Encontrado agora, esse prontuário, que será publicado pela primeira vez, é a peça-chave de uma extensa pesquisa da psicóloga Flavia  Corpas e do crítico de arte Frederico Morais- que acaba de ganhar forma de livro.



Entre outros fatos, “Arte Além da Loucura” dá detalhes sobre o surto que levou Bispo do Rosário a ser trancafiado num hospício e sobre sua vida antes, como lutador de boxe e oficial da Marinha.

São dados que dissolvem uma série de mitos, em um momento de redescoberta da obra de Bispo do Rosário, exaltado como figura central da última Bienal de São Paulo e ocupando agora uma sala na Bienal de Veneza, com seus mantos e estandartes.
“Ele não vivia em estado permanente de delírio, sabia das coisas”, diz Morais, em entrevista à Folha. “Essa ideia meio romântica da loucura não existe. Ele sabia o que estava fazendo o tempo todo e se tornou uma figura poderosa dentro do hospital. Há uma ordem interna muito forte no trabalho dele.”

Mesmo que não falasse sobre o passado, detalhes de sua vida estão documentados nos estandartes que bordou: da infância numa fazenda de cacau na Bahia à ida ao Rio como marinheiro, passando por sua carreira de pugilista.

São avalanches de nomes escritos em ordem alfabética, os mais importantes bordados do lado de dentro de seu “Manto da Apresentação”. Além do nome do pai, Bispo lembrou ali alguns adversários que enfrentou no ringue.

LOBO DO MAR
Não eram histórias inventadas. Jornais da época narravam de forma assídua os embates do lutador que nunca foi nocauteado e ficou conhecido como “lobo do mar”, ou “marujo de bronze”, dotado de “dureza granítica”.
Em 1929, reportagem do “A Manhã” descreveu sua primeira luta profissional como “encarniçada”, afirmando que ela “arrancou aplausos pela violência dos lutadores”.
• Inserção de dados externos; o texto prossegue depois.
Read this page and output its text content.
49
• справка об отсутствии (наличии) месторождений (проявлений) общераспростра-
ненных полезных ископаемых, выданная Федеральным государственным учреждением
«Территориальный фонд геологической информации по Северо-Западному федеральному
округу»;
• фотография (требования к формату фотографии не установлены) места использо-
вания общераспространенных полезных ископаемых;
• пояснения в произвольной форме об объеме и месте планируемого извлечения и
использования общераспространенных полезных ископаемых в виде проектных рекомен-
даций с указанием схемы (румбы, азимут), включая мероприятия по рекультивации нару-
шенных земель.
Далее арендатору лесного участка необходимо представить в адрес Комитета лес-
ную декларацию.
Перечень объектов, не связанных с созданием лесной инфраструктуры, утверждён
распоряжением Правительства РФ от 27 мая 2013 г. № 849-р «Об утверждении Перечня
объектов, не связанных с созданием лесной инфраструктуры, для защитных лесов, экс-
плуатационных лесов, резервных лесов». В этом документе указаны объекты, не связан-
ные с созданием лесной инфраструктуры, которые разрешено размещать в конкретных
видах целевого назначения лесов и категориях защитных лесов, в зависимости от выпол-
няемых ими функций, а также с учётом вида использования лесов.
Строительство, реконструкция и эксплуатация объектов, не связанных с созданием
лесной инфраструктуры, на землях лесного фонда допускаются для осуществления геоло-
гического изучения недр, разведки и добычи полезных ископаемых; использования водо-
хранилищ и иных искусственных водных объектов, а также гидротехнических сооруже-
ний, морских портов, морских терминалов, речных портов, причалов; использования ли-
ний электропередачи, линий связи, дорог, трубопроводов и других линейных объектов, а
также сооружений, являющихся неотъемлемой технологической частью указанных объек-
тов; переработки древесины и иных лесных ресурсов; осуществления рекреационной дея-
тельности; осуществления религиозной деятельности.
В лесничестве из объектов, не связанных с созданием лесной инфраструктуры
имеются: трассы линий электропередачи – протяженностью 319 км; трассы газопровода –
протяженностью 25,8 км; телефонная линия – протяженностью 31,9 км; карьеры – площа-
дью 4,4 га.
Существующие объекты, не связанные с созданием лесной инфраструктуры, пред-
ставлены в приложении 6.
Mas depois que um bonde esmagou um osso de seu pé, Bispo deixou o ringue e foi trabalhar como empregado doméstico na casa da família Leone, uma das mais ricas e poderosas do Rio na época.

Humberto Leone, um dos herdeiros do clã, conta que Bispo era vaidoso e se vestia “com luxo”, usava gravatas de seda e perfume francês.
Isso até o Natal de 1938, quando teve os três sonhos que o levaram a se apresentar num mosteiro como um enviado divino, que veio à Terra numa esteira de nuvens para impedir que o “espírito malíssimo” aqui chegasse.
Naquele primeiro prontuário, estão descritas suas alucinações, entre elas o sonho de uma “chuva de estrelas”, que “explodiam fazendo barulhos incríveis”, como se imaginasse o próprio destino de brilhar noutro ringue.

A obra do esquizofrênico Arthur Bispo do Rosário tornou-se o modelo da arte brasileira de vanguarda no século 20. A sua arte atrai a atenção de especialistas e amadores das artes desde os anos de 1980.


Graças a Instituições como o Museu de Imagens do Inconsciente e ao trabalho de críticos e curadores, sua obra se tornou uma unanimidade, com direito a representar o Brasil na Bienal de Veneza. Bispo é reconhecido como uma espécie de “reencarnação” de aclamados ícones da modernidade.